Figure 1. A Winkel Tripel projection.

The Winkel Tripel projection was developed in 1921 by Oswald Winkel (1873 - 1953). Contrary to popular belief, Tripel is not somebody's name; it is a German term meaning a combination of three elements. Winkel choose the name Tripel because he had developed a compromise projection; it does not eliminate area, direction or distance distortions; rather, it tries to minimize the sum of all three.

Prior to 1998, the Winkel Tripel projection was not considered particularly exceptional. However, in 1998 the National Geographic Society announced that it was adopting the Winkel Tripel as its standard projection for maps of the entire world. As a result of this announcement, interest in the Winkel Tripel projection has skyrocketed over the last few years.

The Winkel Tripel is unusual in that it is created by averaging the X and Y coordinates from two other seldom-used projections: the Aitoff and the Equirectangular. The result is a projection that looks a lot like the Robinson (but remember that Winkel developed his projection about 42 years before Robinson developed his, so you can't accuse Winkel of plagiarism). However, the Winkel Tripel has a few unique qualities of its own. For example, lines of latitude in a Robinson projection are parallel straight lines, while in a Winkel Tripel they are slightly curved, nonparallel lines.
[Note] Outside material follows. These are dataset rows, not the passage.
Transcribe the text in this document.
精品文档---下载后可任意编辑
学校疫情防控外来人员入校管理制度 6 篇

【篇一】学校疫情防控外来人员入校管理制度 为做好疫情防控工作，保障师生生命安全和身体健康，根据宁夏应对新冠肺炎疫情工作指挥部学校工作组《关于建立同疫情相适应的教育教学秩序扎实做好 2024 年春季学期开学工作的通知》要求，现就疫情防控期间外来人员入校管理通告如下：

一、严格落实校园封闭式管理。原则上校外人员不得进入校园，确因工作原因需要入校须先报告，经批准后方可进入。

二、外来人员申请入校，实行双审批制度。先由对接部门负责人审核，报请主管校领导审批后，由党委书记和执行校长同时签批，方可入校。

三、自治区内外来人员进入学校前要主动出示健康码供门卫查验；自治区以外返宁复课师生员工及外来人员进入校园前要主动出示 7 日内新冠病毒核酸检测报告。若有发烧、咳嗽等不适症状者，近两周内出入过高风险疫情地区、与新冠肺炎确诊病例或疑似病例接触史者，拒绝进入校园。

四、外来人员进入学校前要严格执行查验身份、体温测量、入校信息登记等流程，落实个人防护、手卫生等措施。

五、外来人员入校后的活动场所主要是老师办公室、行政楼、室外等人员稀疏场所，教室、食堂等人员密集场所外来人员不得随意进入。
Form: The Winkel Tripel has a modified planner form, which means that the developable surface is slightly curved, and not completely flat as it is in a projection with a true planner form.
Case: Winkel tripel projections are typically secant, although it is not uncommon to create a tangent version of the projection.
Aspect: The Winkel Tripel projection is based on a normal aspect.
Variation Within Winkel Tripel Projections: Winkel Tripel projections differ in the locations of their lines of tangency and their central meridians.

Distortions
- Shearing: The Winkel Tripel projection is not conformal; shapes are not depicted as accurately as they would be in a true conformal projection. However, the shape distortion in the Winkel Tripel is moderate compared to most other non-conformal projections. The only portions of the Winkel Tripel projection that suffer from severe shape distortion are the polar regions near the east and west edges of the map.
- Tearing: Winkel Tripel maps show lines of latitude as slightly curved, nonparallel lines (becoming more curved as they get closer to the poles) and lines of longitude as nonparallel lines that become increasingly curved as you move farther away from the map's central meridian. The poles are shown as straight lines (approximately 0.4 times as long as the equator) and the east and west edges of the map are curved lines 180° from the map's central meridian. Tearing occurs along these edges. The Winkel Tripel projection is not well suited to building interrupted maps.
- Compression: The Winkel Tripel projection is not equivalent; it does suffer from compression. However, the distortion of area in the Winkel Tripel is moderate compared to most other non-equivalent projections. The only portions of the Winkel Tripel projection that suffer from severe area distortion are the polar regions near the east and west edges of the map.
- Equivalence: The Winkel Tripel projection is not equivalent; it does suffer from compression. However, the distortion of area in the Winkel Tripel is moderate compared to most other non-equivalent projections. The only portions of the Winkel Tripel projection that suffer from severe area distortion are the polar regions near the east and west edges of the map.
- Conformality: The Winkel Tripel projection is not conformal; shapes are not depicted as accurately as they would be in a true conformal projection. However, the shape distortion in the Winkel Tripel is moderate compared to most other non-conformal projections. The only portions of the Winkel Tripel projection that suffer from severe shape distortion are the polar regions near the east and west edges of the map.
- Equidistance: The Winkel Tripel projection is not equidistant; there is no point or points from which distances are shown accurately..
- Azimuthality: The Winkel Tripel projection is not azimuthal; there is no point or points from which directions are shown accurately.
Uses: The Winkel Tripel is a compromise projection that is neither conformal nor equivalent. While just about every point in a Winkel Tripel map suffers from a small amount of each possible type of distortion, just about no point in such a map suffers from major distortions of any kind. This makes the projection very well suited for general purpose mapping. It is suited only for mapping the entire world; it is rarely if ever used to map anything smaller than the whole planet.

Figure 2. A Winkel Tripel projection of Mars

Prior to 1998, the Winkel Tripel was a fairly obscure projection. However, when the National Geographic Society announced that it was adopting the Winkel Tripel as its standard world projection, it almost certainly ensured that the projection will become much more popular in the near future. This increase in popularity has been quite evident to those of us who work in the cartography field, and its not hard to find examples of the Winkel Tripel in use: Figure 2 shows an example of the Winkel Tripel projection being used to map the surface of Mars. Only the future will tell if the popularity of the Winkel Tripel will continue to grow.